The 29 attending countries signed up for the Bletchley Declaration and saw them pledge to collaborate on the science, look for a common understanding of the challenges and keep the summit process going.

The signatories agreed on the need to “foster public trust and confidence in AI systems”. This meant addressing issues such as “the protection of human rights, transparency and explainability, fairness, accountability, regulation, safety, appropriate human oversight, ethics, bias mitigation, privacy and data protection”.

“We are especially concerned by such risks in domains such as cybersecurity and biotechnology, as well as where frontier AI systems may amplify risks such as disinformation,” they added.

“Countries should consider the importance of a pro-innovation and proportionate governance and regulatory approach that maximises the benefits and takes into account the risks associated with AI,” the statement said.

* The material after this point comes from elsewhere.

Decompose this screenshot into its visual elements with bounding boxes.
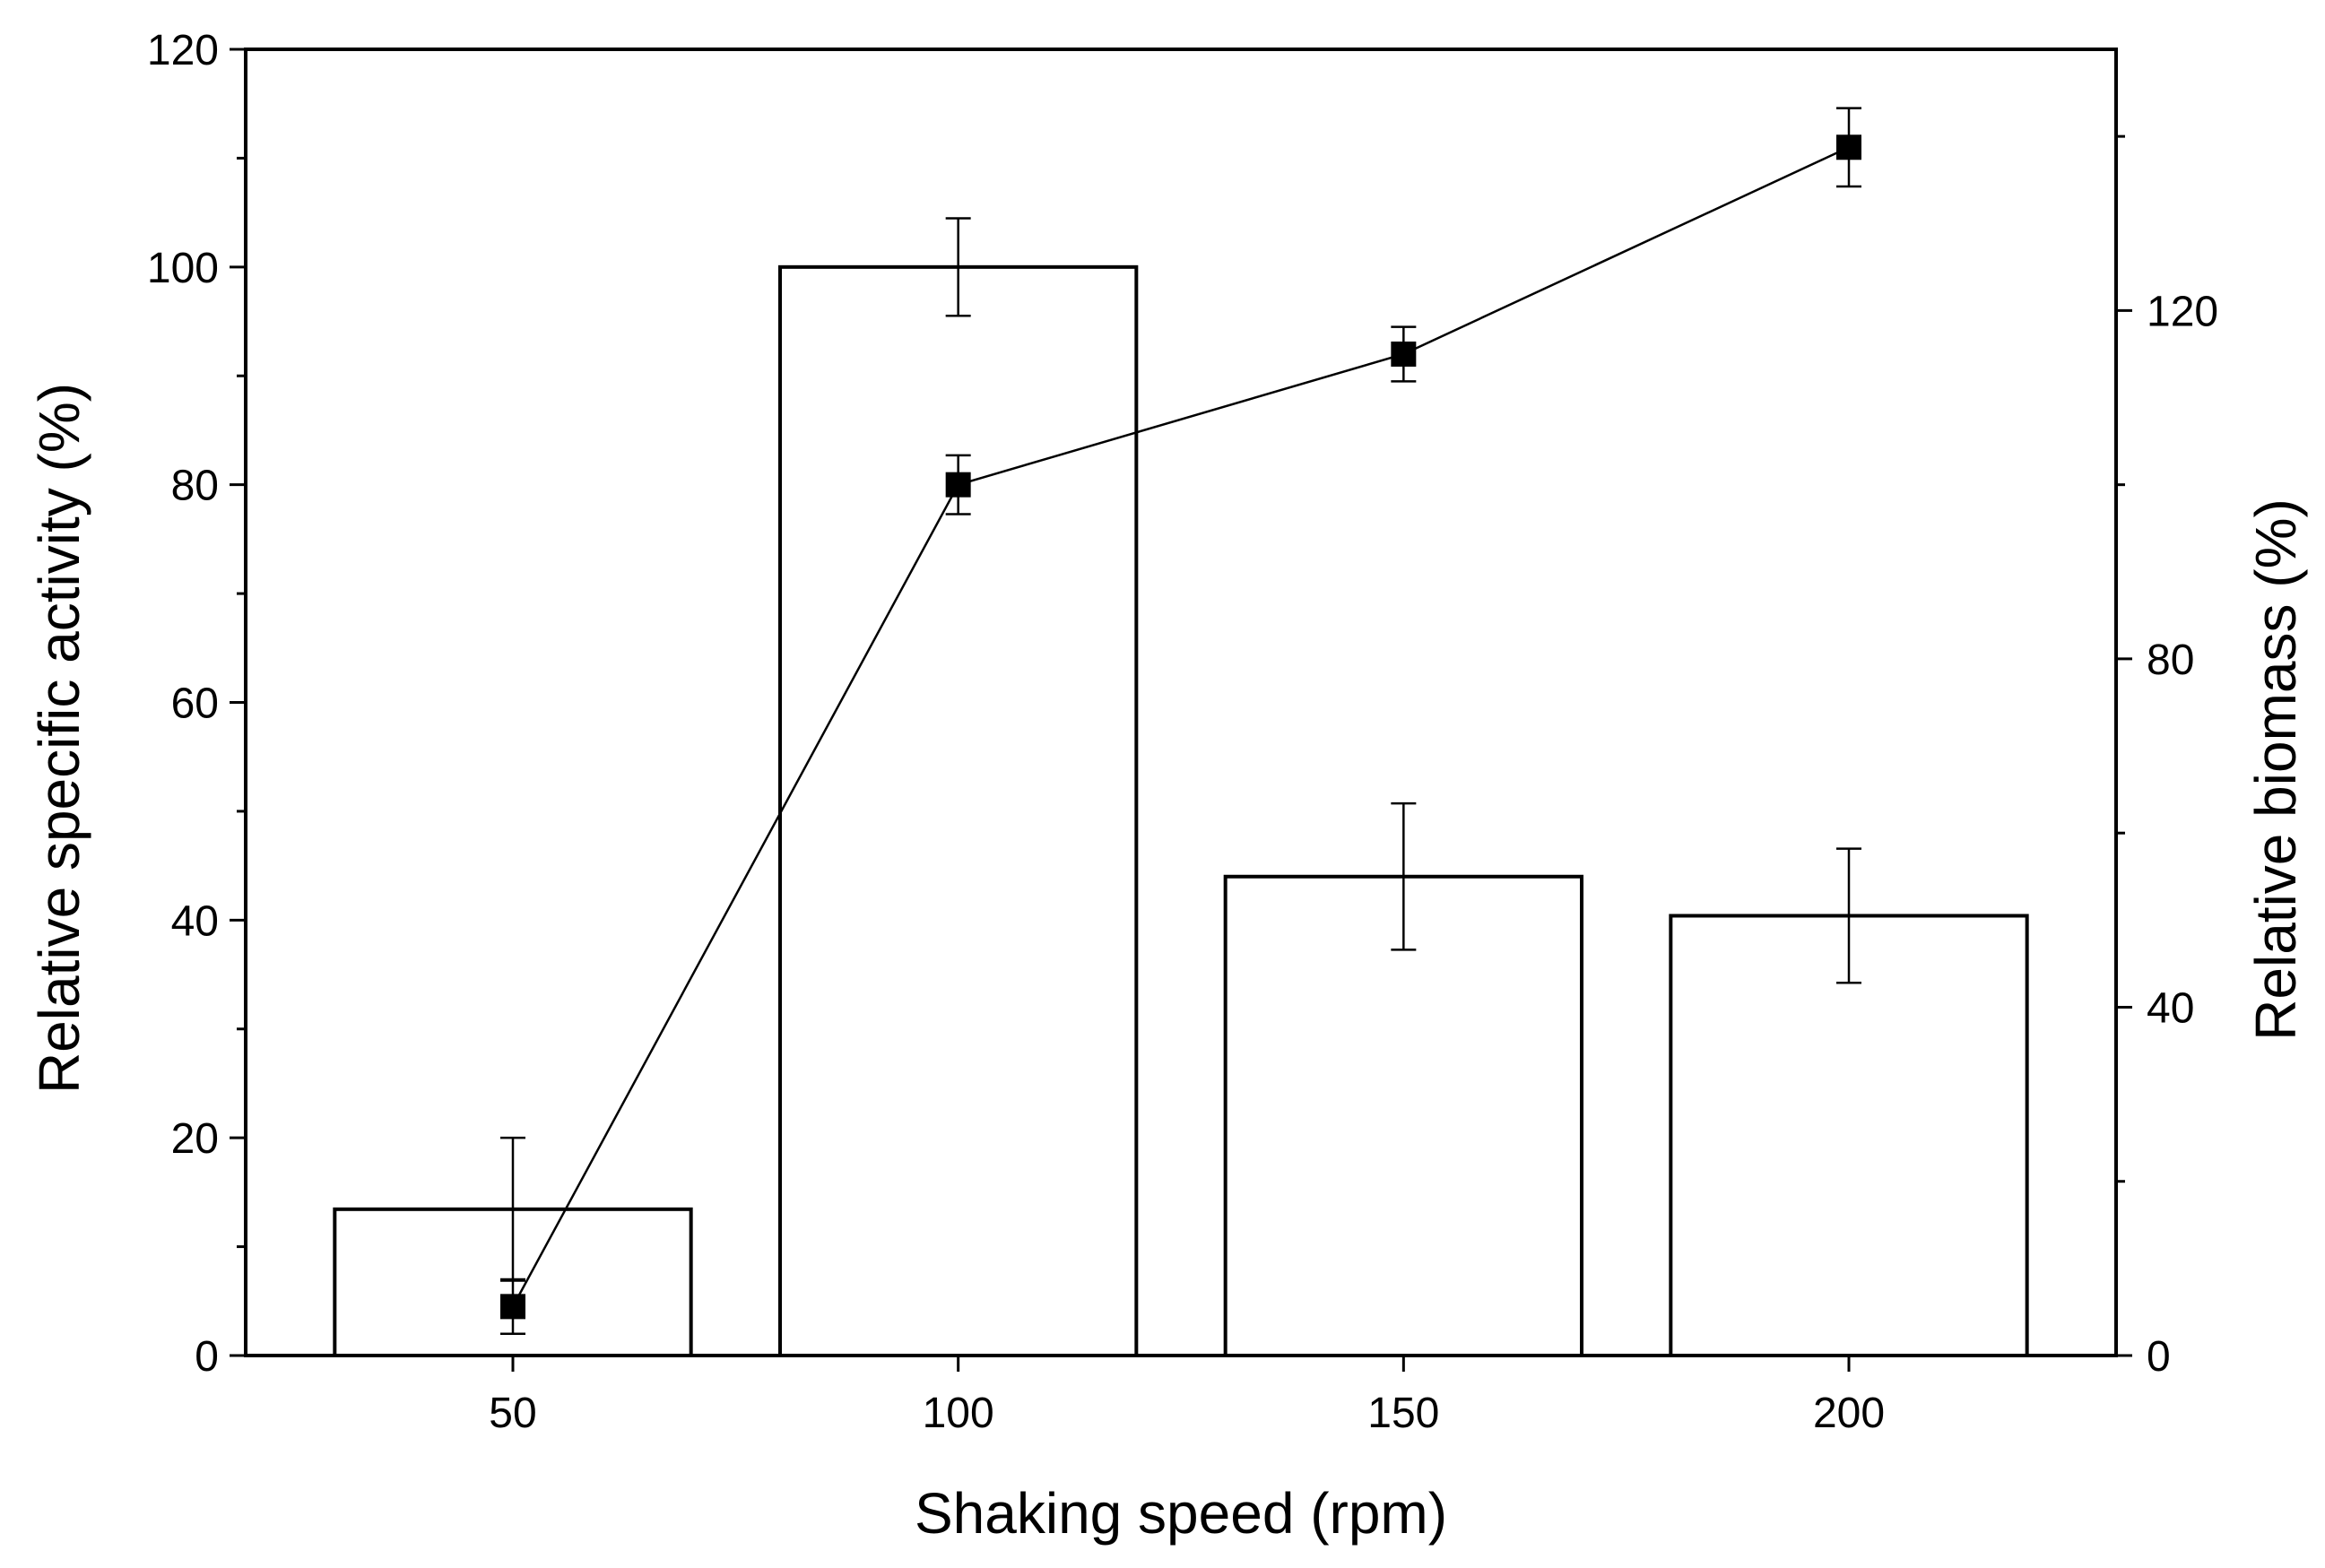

However, Husic said that the EU’s approach had been gaining traction, despite the gaps in regulatory models – particularly China’s.

“This is a moment where people usually approach these things thinking that it’ll be hard to get different countries working together on something,” he said.

“You’re seeing here a movement to actually find ways to cooperate on incredibly complex technology. It’s a pretty significant move, and I think it gives us a greater basis to see stuff happen”.

South Korea will host an online AI summit in six months and France will stage a second in-person AI Safety Summit next year.